Editor’s Note: This post was drafted on this date but not finished or published. I believe that at the time I was waiting for one of the photos from the shoot to add to it. I’ve retroactively published it as one of my last written accounts of Filmstar prior to the band dissolving in September of the same year.

Being in a band involves a lot of activities other than playing music – organizing cables, sending emails, promoting shows, and posing for photos, among many other administrative and hard labor tasks.

You might assume photo shoots are the most fun of all the non-music-playing options. I mean, who can argue with being glamorous and having a photographer follow you around for a day?

I’ll admit, that part is pretty fun. But as someone who occasionally manages photo shoots for a living, I know it’s not all lipgloss and striking a pose. There is a lot of organization that goes into a good photo shoot, and when it is lacking it the quality of your photos can become a matter of chance.

That whole diatribe is for another time.

On Saturday all of Filmstar convened at new drummer Brad’s house in Northern Liberties, along with longtime fan Jake (not Arcati Crisis Jake), who was our photographer for the day. I’ve resisted in appearing in band photos since I joined, as I’m still technically a contracted player and not a band member, but with half of the band from the prior photos gone I had to submit to finally stepping in front of the camera.

We started out in an underpass.
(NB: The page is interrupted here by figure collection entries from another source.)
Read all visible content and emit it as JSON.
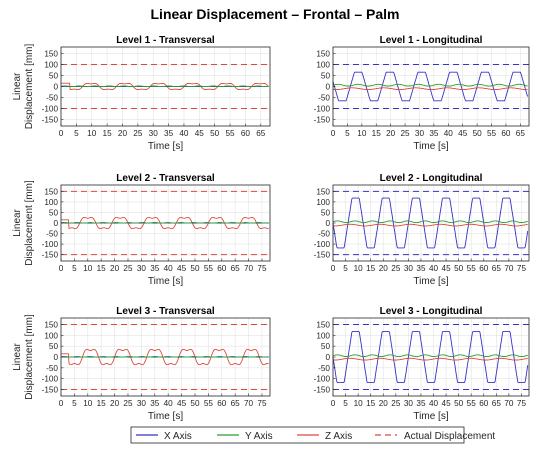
{
  "figure_title": "Linear Displacement – Frontal – Palm",
  "colors": {
    "x_axis": "#3434c8",
    "y_axis": "#2e9e2e",
    "z_axis": "#e0483c",
    "actual": "#e0483c",
    "actual_lng": "#3434c8",
    "grid": "#e3e3e3"
  },
  "legend": {
    "items": [
      {
        "label": "X Axis",
        "color": "#3434c8",
        "dash": false
      },
      {
        "label": "Y Axis",
        "color": "#2e9e2e",
        "dash": false
      },
      {
        "label": "Z Axis",
        "color": "#e0483c",
        "dash": false
      },
      {
        "label": "Actual Displacement",
        "color": "#e0483c",
        "dash": true
      }
    ]
  },
  "chart_data": [
    {
      "type": "line",
      "title": "Level 1 - Transversal",
      "xlabel": "Time [s]",
      "ylabel": [
        "Linear",
        "Displacement [mm]"
      ],
      "xlim": [
        0,
        68
      ],
      "ylim": [
        -180,
        180
      ],
      "xticks": [
        0,
        5,
        10,
        15,
        20,
        25,
        30,
        35,
        40,
        45,
        50,
        55,
        60,
        65
      ],
      "yticks": [
        -150,
        -100,
        -50,
        0,
        50,
        100,
        150
      ],
      "actual_displacement": 100,
      "dominant_axis": "Z Axis",
      "oscillation": {
        "amplitude": 16,
        "period": 11,
        "phase": 7,
        "shape": "wave"
      },
      "grid": true
    },
    {
      "type": "line",
      "title": "Level 1 - Longitudinal",
      "xlabel": "Time [s]",
      "ylabel": "",
      "xlim": [
        0,
        68
      ],
      "ylim": [
        -180,
        180
      ],
      "xticks": [
        0,
        5,
        10,
        15,
        20,
        25,
        30,
        35,
        40,
        45,
        50,
        55,
        60,
        65
      ],
      "yticks": [
        -150,
        -100,
        -50,
        0,
        50,
        100,
        150
      ],
      "actual_displacement": 100,
      "dominant_axis": "X Axis",
      "oscillation": {
        "amplitude": 65,
        "period": 11,
        "phase": 6,
        "shape": "trapezoid"
      },
      "grid": true
    },
    {
      "type": "line",
      "title": "Level 2 - Transversal",
      "xlabel": "Time [s]",
      "ylabel": [
        "Linear",
        "Displacement [mm]"
      ],
      "xlim": [
        0,
        78
      ],
      "ylim": [
        -180,
        180
      ],
      "xticks": [
        0,
        5,
        10,
        15,
        20,
        25,
        30,
        35,
        40,
        45,
        50,
        55,
        60,
        65,
        70,
        75
      ],
      "yticks": [
        -150,
        -100,
        -50,
        0,
        50,
        100,
        150
      ],
      "actual_displacement": 150,
      "dominant_axis": "Z Axis",
      "oscillation": {
        "amplitude": 30,
        "period": 12,
        "phase": 7,
        "shape": "wave"
      },
      "grid": true
    },
    {
      "type": "line",
      "title": "Level 2 - Longitudinal",
      "xlabel": "Time [s]",
      "ylabel": "",
      "xlim": [
        0,
        78
      ],
      "ylim": [
        -180,
        180
      ],
      "xticks": [
        0,
        5,
        10,
        15,
        20,
        25,
        30,
        35,
        40,
        45,
        50,
        55,
        60,
        65,
        70,
        75
      ],
      "yticks": [
        -150,
        -100,
        -50,
        0,
        50,
        100,
        150
      ],
      "actual_displacement": 150,
      "dominant_axis": "X Axis",
      "oscillation": {
        "amplitude": 118,
        "period": 12,
        "phase": 6,
        "shape": "trapezoid"
      },
      "grid": true
    },
    {
      "type": "line",
      "title": "Level 3 - Transversal",
      "xlabel": "Time [s]",
      "ylabel": [
        "Linear",
        "Displacement [mm]"
      ],
      "xlim": [
        0,
        78
      ],
      "ylim": [
        -180,
        180
      ],
      "xticks": [
        0,
        5,
        10,
        15,
        20,
        25,
        30,
        35,
        40,
        45,
        50,
        55,
        60,
        65,
        70,
        75
      ],
      "yticks": [
        -150,
        -100,
        -50,
        0,
        50,
        100,
        150
      ],
      "actual_displacement": 150,
      "dominant_axis": "Z Axis",
      "oscillation": {
        "amplitude": 40,
        "period": 12,
        "phase": 8,
        "shape": "wave"
      },
      "grid": true
    },
    {
      "type": "line",
      "title": "Level 3 - Longitudinal",
      "xlabel": "Time [s]",
      "ylabel": "",
      "xlim": [
        0,
        78
      ],
      "ylim": [
        -180,
        180
      ],
      "xticks": [
        0,
        5,
        10,
        15,
        20,
        25,
        30,
        35,
        40,
        45,
        50,
        55,
        60,
        65,
        70,
        75
      ],
      "yticks": [
        -150,
        -100,
        -50,
        0,
        50,
        100,
        150
      ],
      "actual_displacement": 150,
      "dominant_axis": "X Axis",
      "oscillation": {
        "amplitude": 118,
        "period": 12,
        "phase": 6,
        "shape": "trapezoid"
      },
      "grid": true
    }
  ]
}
I know – bands and their brick walls, fences, and urban decay. So tiresome. Except, this particular underpass was rife with colorful, artful graffiti – some of which was dedicated to the recently deceased artist Moebius. So, not your typical graffiti. We also lugged a massive old monitor cabinet with us from Brad’s house to sit on and pose around. A great shot can be just a single prop away.

After the underpass we were intent on finding some other picturesque NoLibs locations to shoot. We had a few favorite bars in mind, but hadn’t had a chance to call ahead and ask for permission.

We walked towards Girard Avenue, debating the best approaches to springing a photo shoot on an unexpecting bartender, when we passed a fantastical wonderland of vintage lighting. It was a lighting fixture warehouse, whose massive load-in ramp was marked with a felled art deco lighting fixture that was flanked with high-backed chairs bearing decommissioned chandeliers.

Glam Decay. The perfect playground for Filmstar.

It turned out that the shop’s owner was a former owner of JC Dobbs from its 80s heyday. You find these sorts of connections all around Philly. He regaled us with stories of a young Kurt Cobain and renting light fixtures to Angelina Jolie movies while we scouted his shop for interesting photos. Well, I mean, the whole place was interesting photos, but we were trying to find one that we would look good standing in.

Feeling quite ingenious and victorious after our impromptu location, we headed into the bars and did what any intrepid band of beer-appreciators would do in that situation – we turned our photo shoot into a bar crawl. In an effort to not have to ask awkward questions about photography, we simply ordered a round of beers at each one.

This had the added bonus of loosening us up a bit. Not that we weren’t loose and gorgeous in our pictures already.